Wow, I was on pins and needles.
Ms. Prejean first made headlines at the pageant when she was asked about her stance on gay marriage. She answered that she believed marriage was between a man and a woman. Whoa, the backlash was immense, both in support and revilement of her statement. Hello?? Am I missing something here? Who cares? She spent most of the evening is revealing gowns, costumes and bathing suits. And they want her to say something profound and think it has an impact?
"It's the same answer the president of the U.S. gave, the same answer many people gave. It was probably a fair question because its asked of many people. If her beauty wasn't so great, nobody really would have cared. But that's not the way it worked out."
The Donald did not just put her in the same category as the president of the United States did he?
What bothers me is the importance played on this woman's physical appearance and how we as a society give it credence. I don't care if she is a PhD candidate in molecular biology, she is making her name by showing off her implanted breasts (yes, those are fake, courtesy of the Miss California pageant)in a plunging evening gown. Oh, and no, she is not a molecular biologist. She wants to be a teacher. Which kind of makes it worse. I'm not sure this is the woman I want influencing my daughters.
I suppose this is what gripes me the most. I'm a mother of two girls and I am trying to raise them to see physical appearance as something to admire but not something to base their identity on. Beauty is as beauty does and it isn't the true measure of a person. Sure, they should try to look their best and there is nothing wrong with being pretty, but it is a surface and nothing more, an element, not a definition of a person. In the long run, beauty is not going to get them what they truly want in life.

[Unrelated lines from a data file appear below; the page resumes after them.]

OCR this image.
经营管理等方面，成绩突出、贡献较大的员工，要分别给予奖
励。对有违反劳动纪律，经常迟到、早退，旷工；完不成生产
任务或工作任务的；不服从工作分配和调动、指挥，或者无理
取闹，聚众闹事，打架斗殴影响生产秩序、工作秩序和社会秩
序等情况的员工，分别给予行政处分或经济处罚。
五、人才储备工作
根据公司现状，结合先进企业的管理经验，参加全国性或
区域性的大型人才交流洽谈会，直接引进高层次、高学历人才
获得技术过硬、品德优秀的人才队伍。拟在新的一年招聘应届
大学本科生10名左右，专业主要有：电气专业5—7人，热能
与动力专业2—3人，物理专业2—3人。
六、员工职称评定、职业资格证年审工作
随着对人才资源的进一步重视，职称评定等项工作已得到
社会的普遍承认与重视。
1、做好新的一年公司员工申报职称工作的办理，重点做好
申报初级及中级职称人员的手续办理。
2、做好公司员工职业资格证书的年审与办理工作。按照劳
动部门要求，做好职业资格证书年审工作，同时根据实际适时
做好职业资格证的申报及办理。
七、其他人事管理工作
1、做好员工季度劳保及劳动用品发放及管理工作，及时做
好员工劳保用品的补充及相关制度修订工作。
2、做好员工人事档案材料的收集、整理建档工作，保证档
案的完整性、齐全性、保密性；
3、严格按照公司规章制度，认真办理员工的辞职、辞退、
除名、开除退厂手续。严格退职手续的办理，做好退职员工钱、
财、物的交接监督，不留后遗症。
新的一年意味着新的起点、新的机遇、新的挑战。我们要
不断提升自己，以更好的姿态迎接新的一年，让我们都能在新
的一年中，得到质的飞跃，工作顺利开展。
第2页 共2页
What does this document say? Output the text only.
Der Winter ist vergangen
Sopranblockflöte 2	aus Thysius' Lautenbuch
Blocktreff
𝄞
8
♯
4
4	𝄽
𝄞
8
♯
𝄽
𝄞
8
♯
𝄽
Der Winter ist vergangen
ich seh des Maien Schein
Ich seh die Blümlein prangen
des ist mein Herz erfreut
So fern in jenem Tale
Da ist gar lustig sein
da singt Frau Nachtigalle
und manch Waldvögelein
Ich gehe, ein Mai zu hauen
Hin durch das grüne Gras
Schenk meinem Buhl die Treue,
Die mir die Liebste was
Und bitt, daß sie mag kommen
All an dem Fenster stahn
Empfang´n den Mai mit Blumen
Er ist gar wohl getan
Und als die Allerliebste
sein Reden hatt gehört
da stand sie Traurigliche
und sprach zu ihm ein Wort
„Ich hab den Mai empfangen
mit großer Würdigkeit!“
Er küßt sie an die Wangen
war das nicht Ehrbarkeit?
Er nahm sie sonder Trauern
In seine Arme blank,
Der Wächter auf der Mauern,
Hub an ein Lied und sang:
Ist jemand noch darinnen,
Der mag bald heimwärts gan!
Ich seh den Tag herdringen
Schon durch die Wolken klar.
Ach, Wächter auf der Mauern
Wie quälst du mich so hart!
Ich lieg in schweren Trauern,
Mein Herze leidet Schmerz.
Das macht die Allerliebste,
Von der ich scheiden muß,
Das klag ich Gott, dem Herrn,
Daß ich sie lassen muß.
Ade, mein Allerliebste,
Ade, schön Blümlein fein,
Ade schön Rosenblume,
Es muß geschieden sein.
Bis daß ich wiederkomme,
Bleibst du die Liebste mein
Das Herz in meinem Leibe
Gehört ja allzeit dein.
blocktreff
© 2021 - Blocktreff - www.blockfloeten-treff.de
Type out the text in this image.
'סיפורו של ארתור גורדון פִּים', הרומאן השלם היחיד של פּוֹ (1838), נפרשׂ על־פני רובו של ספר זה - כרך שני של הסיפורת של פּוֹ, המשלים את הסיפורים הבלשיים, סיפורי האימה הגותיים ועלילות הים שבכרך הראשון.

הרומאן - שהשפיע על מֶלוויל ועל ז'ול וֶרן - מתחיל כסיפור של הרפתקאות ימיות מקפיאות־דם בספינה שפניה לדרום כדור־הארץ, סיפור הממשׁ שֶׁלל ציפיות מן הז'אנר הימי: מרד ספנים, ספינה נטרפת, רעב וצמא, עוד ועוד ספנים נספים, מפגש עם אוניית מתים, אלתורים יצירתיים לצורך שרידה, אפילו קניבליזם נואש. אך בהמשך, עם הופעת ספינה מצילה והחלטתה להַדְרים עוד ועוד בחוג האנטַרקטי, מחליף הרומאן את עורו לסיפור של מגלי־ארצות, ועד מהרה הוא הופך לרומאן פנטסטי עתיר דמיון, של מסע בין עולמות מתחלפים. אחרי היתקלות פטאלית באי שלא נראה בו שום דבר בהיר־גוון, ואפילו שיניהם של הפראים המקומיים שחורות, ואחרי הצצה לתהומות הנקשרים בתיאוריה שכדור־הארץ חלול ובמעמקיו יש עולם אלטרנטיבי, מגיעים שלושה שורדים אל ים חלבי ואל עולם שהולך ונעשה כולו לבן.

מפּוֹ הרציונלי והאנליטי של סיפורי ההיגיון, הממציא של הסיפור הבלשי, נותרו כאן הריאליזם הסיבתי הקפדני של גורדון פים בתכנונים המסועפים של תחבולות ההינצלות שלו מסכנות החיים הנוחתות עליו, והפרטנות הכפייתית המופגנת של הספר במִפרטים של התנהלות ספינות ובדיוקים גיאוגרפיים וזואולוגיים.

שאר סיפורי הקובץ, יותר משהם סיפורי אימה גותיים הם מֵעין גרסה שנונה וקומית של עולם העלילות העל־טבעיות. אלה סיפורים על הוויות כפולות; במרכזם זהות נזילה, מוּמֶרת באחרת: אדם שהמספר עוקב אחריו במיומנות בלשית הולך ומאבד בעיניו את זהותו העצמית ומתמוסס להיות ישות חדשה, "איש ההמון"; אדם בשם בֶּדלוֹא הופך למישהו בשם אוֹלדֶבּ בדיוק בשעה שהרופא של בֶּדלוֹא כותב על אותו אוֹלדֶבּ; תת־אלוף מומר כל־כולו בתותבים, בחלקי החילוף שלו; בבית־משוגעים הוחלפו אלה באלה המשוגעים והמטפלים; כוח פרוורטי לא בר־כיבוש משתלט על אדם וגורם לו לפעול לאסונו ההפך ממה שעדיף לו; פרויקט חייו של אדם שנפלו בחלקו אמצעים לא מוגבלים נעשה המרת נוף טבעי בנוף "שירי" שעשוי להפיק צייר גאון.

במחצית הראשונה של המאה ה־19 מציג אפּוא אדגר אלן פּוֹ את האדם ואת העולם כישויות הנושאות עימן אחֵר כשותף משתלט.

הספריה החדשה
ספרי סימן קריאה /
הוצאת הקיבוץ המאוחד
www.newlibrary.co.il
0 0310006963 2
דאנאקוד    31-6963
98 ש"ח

Unfortunately, these beauty pageants tell a different story. Did you know the Miss America pageant is the biggest provider of scholarships to women in the world? Doesn't that seem wrong to anyone? What kind of message is that sending to young girls? So your SAT's are off the chart and you earned a 5.0 gpa in high school, but what's important is your cup size. Trying to raise a daughter to put appearance in perspective is an almost sysiphean task. I can only do what I can and fight the good fight.
The second controversy surrounding Ms. Prejean is the scandalous photos which surfaced. She is topless in some of them, a situation which freaked the pageant out. How dare she be sexy for anyone else but the pageant. Her sexuality is reserved for the runway at the pageant. Miss California is a simmering pot of hotness, but heaven forbid she express it in anyway. She is the ulitmate look but don't touch girl. Because her sexuality belongs to the pageant. They put her on display, an alluring doll on a pedestal, ripe and attractive, and owned by another. She belongs to the pageant. It reeks of old fashioned patriarchy, harkening back to a time when we belonged to our fathers until marriage and then we were owned by our husbands. But Ms. Prejean used her sexiness for her own use, displaying her charms for her own gain and not that of the pageant.
I know, I'm probably making more of this than it probably is, but I can't help it. As a writer, I write strong heroines who have depth and individuality. And I hope life can imitate art in that instance.
What do you think of beauty pageants?